Irishman in Malta postpones trip to Dublin after green list cut

Irish Travel Agents Association says there is little demand for international travel

Irishman Shaun McCarthy normally likes to travel home to Dublin at least once a year. Photograph: Courtesy Shaun McCarthy

Irishman Shaun McCarthy normally likes to travel home to Dublin at least once a year. Photograph: Courtesy Shaun McCarthy

Shaun McCarthy should have flown into Ireland to visit family and friends on Wednesday morning. He should also have been at the weddings of his son and daughter over the weekend but, in the end, everything was postponed.

Originally from Walkinstown in Dublin but now living in Malta, any return trip home seems unlikely for some time to come.

Added to general Covid-19 frustrations, Malta was one of five countries removed from the Irish “green list” from where travellers do not have to self-isolate for two weeks on arrival.

“There is no way I would go now if you had to spend 14 days quarantining,” Mr McCarthy said just a few hours after his Aer Lingus flight would have touched down in Dublin. “My own personal view is that you don’t travel unless you have to.”

Mr McCarthy (77) said he was half expecting the removal of Malta from the list and, following the news on Tuesday evening, it came to pass.

“The general reaction was: there you go. We are not going [home] at the moment,” he said.

“A lot of our members [in Malta’s Irish Emerald Society] would be always going to Ireland, some two or three times a year. I still like to go minimum once a year.”

As an Irishman abroad, he hopes to return home in 2021 instead. On Saturday his son Stephen was due to marry, followed by his daughter Tara on Monday. Both weddings in Manchester were postponed until next summer.

As for life on the Mediterranean island, Mr McCarthy said that while until very recently they felt they had things under control, Covid cases had shot up to more than 200, fuelled by an increase in crowded events.

Asked about the removal of Malta from the green list, the country’s ambassador to Ireland Leonard Sacco said the matter was “a sovereign decision of the Irish Government, which Malta respects”.

Low infection rate

Gibraltar, another of the five countries removed from the list alongside Cyprus, Monaco and San Marino, pointed to its low infection rate.

A Gibraltar government spokesman said “currently only four residents are infected. However, it is not currently possible to get from Gibraltar by air to Ireland without going through the UK or Spain, which would require a quarantine anyway”.

Official statistics from the country show a total of 189 confirmed cases of Covid-19 from 22,601 tests, representing a 0.8 per cent positivity rate. Active cases in the country are made up of four residents and two visitors.

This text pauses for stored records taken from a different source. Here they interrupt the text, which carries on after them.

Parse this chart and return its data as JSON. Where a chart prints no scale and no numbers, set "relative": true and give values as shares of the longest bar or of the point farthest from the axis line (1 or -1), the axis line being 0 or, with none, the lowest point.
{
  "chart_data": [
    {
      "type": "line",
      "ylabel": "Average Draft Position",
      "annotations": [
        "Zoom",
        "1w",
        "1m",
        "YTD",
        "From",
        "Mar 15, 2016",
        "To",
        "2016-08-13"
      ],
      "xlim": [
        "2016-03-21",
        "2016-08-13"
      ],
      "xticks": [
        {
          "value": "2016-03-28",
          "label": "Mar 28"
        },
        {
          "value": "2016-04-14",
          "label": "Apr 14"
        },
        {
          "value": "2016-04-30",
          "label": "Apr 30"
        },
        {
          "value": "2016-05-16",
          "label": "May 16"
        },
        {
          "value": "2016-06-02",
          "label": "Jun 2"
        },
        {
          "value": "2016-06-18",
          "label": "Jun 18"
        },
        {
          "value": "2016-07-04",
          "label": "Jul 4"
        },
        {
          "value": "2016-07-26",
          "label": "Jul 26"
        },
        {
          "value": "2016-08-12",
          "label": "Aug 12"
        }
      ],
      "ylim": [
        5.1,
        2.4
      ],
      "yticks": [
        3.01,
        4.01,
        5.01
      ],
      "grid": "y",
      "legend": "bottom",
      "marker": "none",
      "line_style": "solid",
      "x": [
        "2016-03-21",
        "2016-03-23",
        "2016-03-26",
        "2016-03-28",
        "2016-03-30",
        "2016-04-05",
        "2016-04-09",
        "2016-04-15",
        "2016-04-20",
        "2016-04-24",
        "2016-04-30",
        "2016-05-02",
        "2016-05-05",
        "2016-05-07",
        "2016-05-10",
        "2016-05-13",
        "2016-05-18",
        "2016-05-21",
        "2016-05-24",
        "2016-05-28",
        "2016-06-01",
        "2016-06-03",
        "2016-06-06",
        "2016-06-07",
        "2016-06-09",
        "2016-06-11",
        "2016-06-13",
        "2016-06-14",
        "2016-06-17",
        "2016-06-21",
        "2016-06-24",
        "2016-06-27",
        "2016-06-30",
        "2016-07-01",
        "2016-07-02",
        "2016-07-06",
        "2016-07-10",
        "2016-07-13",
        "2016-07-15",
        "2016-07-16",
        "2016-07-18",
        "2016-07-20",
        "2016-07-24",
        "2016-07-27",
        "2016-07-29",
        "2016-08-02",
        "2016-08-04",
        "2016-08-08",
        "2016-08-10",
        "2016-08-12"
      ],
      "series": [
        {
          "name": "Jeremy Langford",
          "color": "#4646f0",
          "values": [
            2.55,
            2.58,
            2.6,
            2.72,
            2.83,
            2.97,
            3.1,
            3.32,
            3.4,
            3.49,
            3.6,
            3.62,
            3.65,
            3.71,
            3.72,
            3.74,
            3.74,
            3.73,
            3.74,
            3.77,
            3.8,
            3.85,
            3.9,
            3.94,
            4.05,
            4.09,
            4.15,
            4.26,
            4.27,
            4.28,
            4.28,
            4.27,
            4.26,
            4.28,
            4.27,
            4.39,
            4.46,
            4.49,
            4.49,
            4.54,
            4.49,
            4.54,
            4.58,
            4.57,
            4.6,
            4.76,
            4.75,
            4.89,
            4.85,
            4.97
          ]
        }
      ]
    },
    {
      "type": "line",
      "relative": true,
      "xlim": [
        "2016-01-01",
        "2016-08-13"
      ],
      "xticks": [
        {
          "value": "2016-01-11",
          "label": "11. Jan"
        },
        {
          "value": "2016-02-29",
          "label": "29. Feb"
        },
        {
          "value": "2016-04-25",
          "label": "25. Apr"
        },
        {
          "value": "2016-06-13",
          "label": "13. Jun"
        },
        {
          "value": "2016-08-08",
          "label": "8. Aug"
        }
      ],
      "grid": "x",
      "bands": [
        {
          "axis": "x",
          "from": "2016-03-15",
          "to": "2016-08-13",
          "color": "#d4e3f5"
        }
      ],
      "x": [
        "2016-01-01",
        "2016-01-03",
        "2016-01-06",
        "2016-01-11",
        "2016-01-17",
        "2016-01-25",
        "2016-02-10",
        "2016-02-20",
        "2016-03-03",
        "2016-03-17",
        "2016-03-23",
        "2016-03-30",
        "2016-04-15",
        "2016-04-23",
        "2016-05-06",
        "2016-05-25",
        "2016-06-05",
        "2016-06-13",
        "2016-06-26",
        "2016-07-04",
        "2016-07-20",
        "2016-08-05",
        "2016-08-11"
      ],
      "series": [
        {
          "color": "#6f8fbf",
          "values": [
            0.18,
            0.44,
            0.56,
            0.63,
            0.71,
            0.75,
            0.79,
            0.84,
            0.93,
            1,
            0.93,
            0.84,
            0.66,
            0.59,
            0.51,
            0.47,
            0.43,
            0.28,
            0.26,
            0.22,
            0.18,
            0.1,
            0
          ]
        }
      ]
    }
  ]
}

Meanwhile, the Irish Travel Agents Association (ITAA) said the removal of the five countries would not have a material effect on the sector as there was little demand for international travel amid low levels of consumer confidence.

It noted that bookings to Malta and Cyprus in particular were “not significant”.

“Although consumer confidence in international travel is expected to remain low for the rest of the year, there is evidence to suggest a large pent-up demand for travel in 2021 which could work to repair some of the damage suffered by the Irish travel industry as a result of the worldwide pandemic,” it said.